Well, there does seem to be quite a few cases of murderers eating their victims outside of a survival situation. It is also a little unsettling that a distinction is made between necro-cannibalism and homicidal cannibalism. And I like this quote: "Cannibalism has been said to test the bounds of cultural relativism as it challenges anthropologists to define what is or is not beyond the pale of acceptable human behavior."

If you are responsible for slaughtering your own animals then probably the answer is yes.

I use to work in poultry, specifically chickens. I love animals, but I'm also practical. Without getting to far into it, I've killed ?thousands? of birds. Not in a 'I sent them to KFC away' but in a 'I broke their neck way'. I friggen love birds - I stopped to Rescuse a injured duck in the way into work just the other day (different job now - I'm not that much of a walking irony) and newrly got ran over in the process.

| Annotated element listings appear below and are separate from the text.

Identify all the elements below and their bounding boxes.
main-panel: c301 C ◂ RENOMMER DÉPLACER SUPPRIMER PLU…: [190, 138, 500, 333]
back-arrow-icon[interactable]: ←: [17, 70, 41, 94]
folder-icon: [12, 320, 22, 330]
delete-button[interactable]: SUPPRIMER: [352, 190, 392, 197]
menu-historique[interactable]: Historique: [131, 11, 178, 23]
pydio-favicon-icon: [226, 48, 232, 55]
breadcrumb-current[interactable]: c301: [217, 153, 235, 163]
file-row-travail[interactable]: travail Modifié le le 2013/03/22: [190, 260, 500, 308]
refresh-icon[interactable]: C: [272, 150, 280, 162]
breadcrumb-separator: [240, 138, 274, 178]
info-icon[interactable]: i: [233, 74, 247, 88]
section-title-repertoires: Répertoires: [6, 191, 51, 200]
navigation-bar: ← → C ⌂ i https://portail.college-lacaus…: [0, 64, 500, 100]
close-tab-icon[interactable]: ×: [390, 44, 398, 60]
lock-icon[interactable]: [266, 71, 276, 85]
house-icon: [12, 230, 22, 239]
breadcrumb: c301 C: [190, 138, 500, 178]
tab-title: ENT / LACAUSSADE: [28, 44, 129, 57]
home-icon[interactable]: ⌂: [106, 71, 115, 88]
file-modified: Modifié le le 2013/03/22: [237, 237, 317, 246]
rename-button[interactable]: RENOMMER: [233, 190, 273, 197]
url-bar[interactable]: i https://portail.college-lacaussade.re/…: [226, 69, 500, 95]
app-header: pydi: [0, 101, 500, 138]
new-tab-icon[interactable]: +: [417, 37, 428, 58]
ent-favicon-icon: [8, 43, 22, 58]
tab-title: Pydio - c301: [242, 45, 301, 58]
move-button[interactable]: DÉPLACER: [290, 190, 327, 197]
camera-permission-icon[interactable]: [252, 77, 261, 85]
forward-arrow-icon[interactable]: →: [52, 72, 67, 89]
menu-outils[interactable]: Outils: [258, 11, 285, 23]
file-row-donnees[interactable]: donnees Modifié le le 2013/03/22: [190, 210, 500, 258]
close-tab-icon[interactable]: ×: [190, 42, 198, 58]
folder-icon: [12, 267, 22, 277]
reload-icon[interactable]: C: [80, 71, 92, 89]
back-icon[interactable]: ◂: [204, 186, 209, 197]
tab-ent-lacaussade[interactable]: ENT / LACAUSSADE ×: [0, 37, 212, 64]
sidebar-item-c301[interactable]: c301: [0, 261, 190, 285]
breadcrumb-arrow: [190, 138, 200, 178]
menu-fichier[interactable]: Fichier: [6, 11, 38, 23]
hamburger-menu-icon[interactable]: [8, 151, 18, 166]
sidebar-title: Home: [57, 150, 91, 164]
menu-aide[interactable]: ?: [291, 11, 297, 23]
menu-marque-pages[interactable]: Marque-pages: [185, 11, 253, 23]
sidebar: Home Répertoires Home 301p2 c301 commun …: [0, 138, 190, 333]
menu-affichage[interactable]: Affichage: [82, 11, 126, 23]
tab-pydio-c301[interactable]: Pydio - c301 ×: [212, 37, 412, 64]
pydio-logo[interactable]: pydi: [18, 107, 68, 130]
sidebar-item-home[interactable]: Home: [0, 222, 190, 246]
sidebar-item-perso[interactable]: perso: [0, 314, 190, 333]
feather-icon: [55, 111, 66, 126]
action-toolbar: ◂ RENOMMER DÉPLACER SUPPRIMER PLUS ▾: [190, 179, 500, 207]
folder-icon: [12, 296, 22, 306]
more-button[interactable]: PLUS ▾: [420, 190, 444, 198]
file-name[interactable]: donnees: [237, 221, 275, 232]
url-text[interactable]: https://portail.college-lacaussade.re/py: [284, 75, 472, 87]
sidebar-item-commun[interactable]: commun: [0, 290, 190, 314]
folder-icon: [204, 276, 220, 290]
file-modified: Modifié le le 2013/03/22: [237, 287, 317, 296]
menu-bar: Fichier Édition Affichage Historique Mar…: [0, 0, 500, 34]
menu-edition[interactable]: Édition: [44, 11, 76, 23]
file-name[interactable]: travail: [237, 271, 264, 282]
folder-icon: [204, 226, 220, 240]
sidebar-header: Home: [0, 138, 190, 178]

people are responsible for their own actions. There are tribes that practied it as a cultural norm. If it caused you to kill uncontrollably, how would those tribes have survived? Shouldn't that all have uncontrollably killed? 

 

Ahah anyway this is all getting pretty off topic, and dark. I figured THIS is partly why it isn't a thing - the other reason being that is you made it a resource ingame it would get treated like one (why I originally suggested that it only be an option at already dire times).